By Colleen Smith
BALTIMORE, Md.—When I chose to leave behind my comfortable row home in one of the nicest parts of Baltimore and move to a place called McElderry Park a few miles away, where the crime rate is high, drugs and murder run rampant brokenness and poverty is around every corner, people looked at me like I was crazy.
People asked, “You want to live there? Will you be the only white person? Aren’t you going to feel uncomfortable?”
That was seven years ago, and I would be lying if I said that doesn’t still occasionally happen. What’s even more crazy is when I respond and tell people “Yes, this is where I live. Yes, I chose to live here. No, I don’t feel uncomfortable.” People don’t understand, but, to be honest, I don’t expect most people to.
This life I chose wasn’t really a life I chose; it’s a calling God put on my life, and He chose this for me.
If you’ve come here to read these words it’s because you’re curious about what it means to love and to serve people in poverty—people who look and act different than you or the people you lead. The Bible tells us in Genesis 1:27, “So God created man in his own image, in the image of God he created him; male and female he created them.”
I might be one color. You might be one color. The people who live on the other side of town in a pocket of your city you aren’t familiar with might be another color. But the reality is God made us. He made all of us. Black, white, brown, yellow or whatever color—it all exists in the world. But in my world what really exists is people who were made in God’s image.
What exists in my world is love for my neighbors. What exists in my world is love for the people who are loud outside my window when I am trying to sleep, or love for the boys who roll their dice and sell their drugs outside my house. What exists in my world is love for the people who have made this their community one way or another.
I grew up in poverty and wanted as far away from it as possible as an adult. I didn’t understand what it meant to love others the way Christ loves us. But around 10-15 years ago, I met a man name Michael who changed my life and my way of thinking.
Michael was a dirty, homeless man. I was a naïve girl from the Midwest who knew nothing about this person who looked and acted different than me, who was standing on a corner with a sign that said “Homeless and hungry.”
I’ll be the first to admit I had an attitude about him. For a week, I would not speak to Michael as I hurled bags of food out the window so he could eat.
During that week, I felt true heart conviction.
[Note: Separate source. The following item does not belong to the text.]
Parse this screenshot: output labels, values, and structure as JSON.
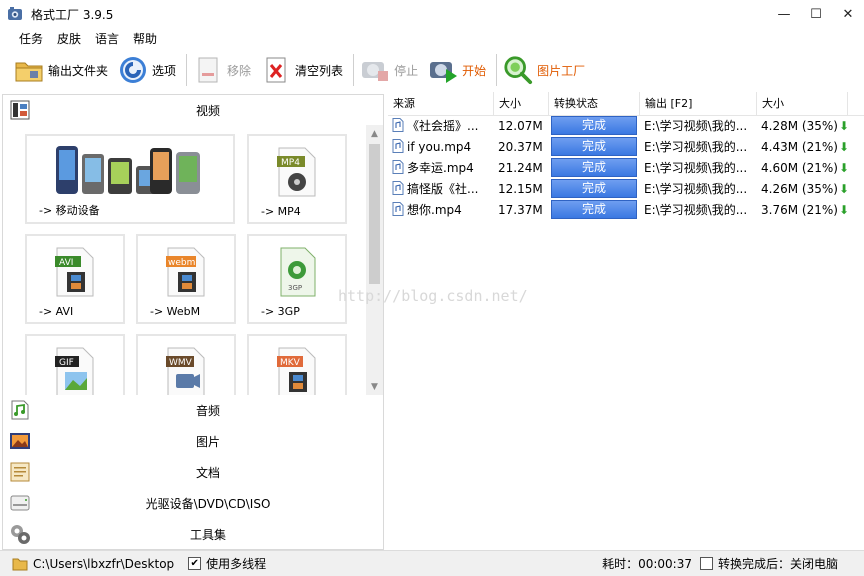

God was breaking my heart for someone different that me—someone I had an attitude about.
I took the risk and, one day, sat with the dirty man in the middle of a diner. I listened to his story. I heard his pain. I felt his discouragement, and I saw his determination for change. Heart change can happen. I was once a person who felt uncomfortable around people who were “different” than me. But I am no longer her.
This is what Christ has called us to.
I am not asking you to leave your comfortable home in the suburbs or even to understand how a white girl from Kansas could want to live in the “hood.” What I am asking you to do is to look at people who are different that you from a biblical perspective. Are we really all that different? Christians should know black and white exists in the world, rich and poor exists in the world and different exists in the world, but Christians should also understand God never intended for the world to be cruel when it comes to differences.
In John 13:34, God tells us we should love one another as He loves us. And His love is without boundaries, without worrying about how much money the person next to you has, without worrying about what color they are or what side of town they live in.
His love is for everyone.
I have learned so much about loving people while choosing to love people that others find hard to love. I have learned so much while being intentional about living in a neighborhood that looks different than me. I have learned that once you’re accepted, you’re going to be loved and cared for in ways you’ve never imagined. I’ve learned that when it comes down to it, the people who live near you are going to be the ones you count on in the midst of tragedy. They aren’t worrying about how much money you have or what color your skin is.
I’ve learned that once you’re accepted it’s not about black or white, poor or rich, it’s just about being there for each other.
I hope people become more educated about what inner city is and who lives there. The “hood” is more than a few corner boys hustling drugs on the corner. It’s more than a poor grandmother raising her grandbabies because the mom is an addict selling her body for the next hit. It’s more than a single mama raising her babies alone because their dad was killed across town trying to make some money for his family.
There are many lessons to be learned from inner city living and serving. The people I have chosen to live among and serve have taught me of a love I never knew existed. They have taught me so much about being Jesus even when they don’t yet know who Jesus is in their lives. They have inspired and encouraged me. They have taught me what it means to make something out of nothing. They have taught me that the color of my skin means very little here.
Here are some ways you can start your next step: Mentor in an inner city kids program; Tutor at a local school; Invest in a neighborhood that looks different than you. Do you or someone in your church have a skill you can teach a struggling father or mother to help make them more job marketable?
Start changing the way you look at people. Surround yourself with those who will challenge the way you view circumstances of those different than you. Pray for heart change in your life and seek ways you can get involved in areas in your cities that may look different than you.
It doesn’t have to be hard.
Colleen Smith is a team member of Captivate Church and serves as a missionary in her neighborhood.